So ein drastischer Fall war nur eine Frage der Zeit. Denn der verschärfte Milieuschutz, der in Berlin in 21 Gebieten mit 160 000 Wohnungen gilt, sieht ein solches Eingriffsrecht ausdrücklich vor. Es ist das schärfste Folterinstrument im Arsenal der Verwaltungen – nach Umwandlungsstopp für Miet- in Eigentumswohnungen, zehnjährigem Kündigungsschutz für Mieter, Verbot der Wohnungszusammenlegung oder Luxussanierungen. Ob der Anbau von Balkonen, ein zweites Bad oder Fußbodenheizung Luxus sind, ist eine andere Frage.
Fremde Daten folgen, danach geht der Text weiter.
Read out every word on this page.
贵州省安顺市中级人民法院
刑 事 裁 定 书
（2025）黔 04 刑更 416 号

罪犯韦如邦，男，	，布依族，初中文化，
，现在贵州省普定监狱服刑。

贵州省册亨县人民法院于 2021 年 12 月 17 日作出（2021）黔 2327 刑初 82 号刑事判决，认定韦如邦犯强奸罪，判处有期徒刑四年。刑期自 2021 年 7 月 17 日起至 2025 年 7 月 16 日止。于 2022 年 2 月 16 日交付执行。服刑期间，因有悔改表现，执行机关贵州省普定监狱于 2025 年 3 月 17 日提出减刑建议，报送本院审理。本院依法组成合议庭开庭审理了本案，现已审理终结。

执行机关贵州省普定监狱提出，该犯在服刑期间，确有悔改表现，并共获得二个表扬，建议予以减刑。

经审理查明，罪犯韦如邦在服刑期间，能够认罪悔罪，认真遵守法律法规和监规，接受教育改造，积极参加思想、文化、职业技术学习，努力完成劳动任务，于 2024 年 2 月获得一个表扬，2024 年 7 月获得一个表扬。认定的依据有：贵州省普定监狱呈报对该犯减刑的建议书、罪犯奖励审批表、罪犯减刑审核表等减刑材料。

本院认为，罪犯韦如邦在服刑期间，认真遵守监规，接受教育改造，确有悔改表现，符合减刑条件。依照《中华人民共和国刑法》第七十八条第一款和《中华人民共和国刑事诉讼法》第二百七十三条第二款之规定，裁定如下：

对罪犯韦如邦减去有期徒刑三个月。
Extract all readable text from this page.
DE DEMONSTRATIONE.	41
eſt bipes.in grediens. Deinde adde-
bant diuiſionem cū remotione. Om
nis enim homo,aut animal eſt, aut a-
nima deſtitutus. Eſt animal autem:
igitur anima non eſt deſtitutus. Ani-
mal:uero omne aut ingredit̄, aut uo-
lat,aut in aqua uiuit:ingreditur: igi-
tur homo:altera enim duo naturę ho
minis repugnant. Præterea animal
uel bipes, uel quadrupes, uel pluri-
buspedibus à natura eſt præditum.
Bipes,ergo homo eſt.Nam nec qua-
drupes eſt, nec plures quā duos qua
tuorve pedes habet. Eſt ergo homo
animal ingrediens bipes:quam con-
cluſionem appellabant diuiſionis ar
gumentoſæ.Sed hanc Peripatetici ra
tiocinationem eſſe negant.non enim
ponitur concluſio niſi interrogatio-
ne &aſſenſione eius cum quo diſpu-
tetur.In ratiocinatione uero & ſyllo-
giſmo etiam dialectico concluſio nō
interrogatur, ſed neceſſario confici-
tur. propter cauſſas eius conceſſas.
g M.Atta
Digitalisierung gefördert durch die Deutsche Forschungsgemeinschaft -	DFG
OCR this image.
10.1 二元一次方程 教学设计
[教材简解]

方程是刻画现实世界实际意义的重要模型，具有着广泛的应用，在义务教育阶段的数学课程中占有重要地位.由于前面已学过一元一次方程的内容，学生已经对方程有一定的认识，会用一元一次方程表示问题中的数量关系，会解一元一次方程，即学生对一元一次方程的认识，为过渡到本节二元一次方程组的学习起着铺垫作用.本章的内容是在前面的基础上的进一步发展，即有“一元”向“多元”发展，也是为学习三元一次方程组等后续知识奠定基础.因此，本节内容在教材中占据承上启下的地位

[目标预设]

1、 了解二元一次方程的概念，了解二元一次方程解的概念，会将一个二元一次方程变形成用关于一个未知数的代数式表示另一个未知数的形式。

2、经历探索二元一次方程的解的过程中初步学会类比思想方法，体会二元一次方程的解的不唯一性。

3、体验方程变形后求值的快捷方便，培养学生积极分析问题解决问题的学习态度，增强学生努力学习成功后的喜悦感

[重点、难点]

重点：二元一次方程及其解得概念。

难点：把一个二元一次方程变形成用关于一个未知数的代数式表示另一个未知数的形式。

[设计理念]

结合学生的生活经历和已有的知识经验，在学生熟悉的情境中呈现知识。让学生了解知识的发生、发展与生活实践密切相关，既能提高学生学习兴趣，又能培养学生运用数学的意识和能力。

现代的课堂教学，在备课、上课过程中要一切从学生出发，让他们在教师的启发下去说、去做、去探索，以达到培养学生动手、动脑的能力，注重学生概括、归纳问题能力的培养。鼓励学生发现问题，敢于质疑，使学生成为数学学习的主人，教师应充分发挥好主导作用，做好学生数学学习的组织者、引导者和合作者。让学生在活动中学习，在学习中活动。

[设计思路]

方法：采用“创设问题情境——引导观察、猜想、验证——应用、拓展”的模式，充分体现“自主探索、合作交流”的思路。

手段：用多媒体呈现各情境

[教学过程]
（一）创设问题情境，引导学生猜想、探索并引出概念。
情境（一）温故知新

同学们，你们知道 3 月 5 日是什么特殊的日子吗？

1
Die Kosten werden an den Steuerzahler weitergegeben

Nun dürften sich freilich viele Mieter fragen, ob sich gute Beziehungen zum Amt auszahlen und warum der Bezirk nicht auch ihr Haus kauft. Dafür wird das Geld nicht reichen. Und es geht auch nicht um Kreuzberg. Bausenator Andreas Geisel (SPD), der dem Eingriff zustimmen musste, geht es um einen demonstrativen Akt im schon unerklärt begonnenen Wahlkampf. Da will man sich als Partner an der Seite der Mieter präsentieren. Man könnte es auch als politischen Missbrauch sehen, wenn die städtischen Wohnungsbaugesellschaften, die schon die Order zum Wohnungsbau umsetzen müssen, nun ihr Vermögen investieren dürfen, um nette Geschenke zu machen. Für die städtische Wohnungsbaugesellschaft Gewobag, die neuer Eigentümer werden soll, könnte sich das Kreuzberger Haus nämlich als schlechtes Geschäft erweisen. Denn der zwingende Sanierungsaufwand für das noch mit Kohleöfen ausgestattete Haus wird so hoch sein, dass die Kosten nicht an die Mieter weitergegeben werden können, sondern auf Kosten der Steuerzahler gehen.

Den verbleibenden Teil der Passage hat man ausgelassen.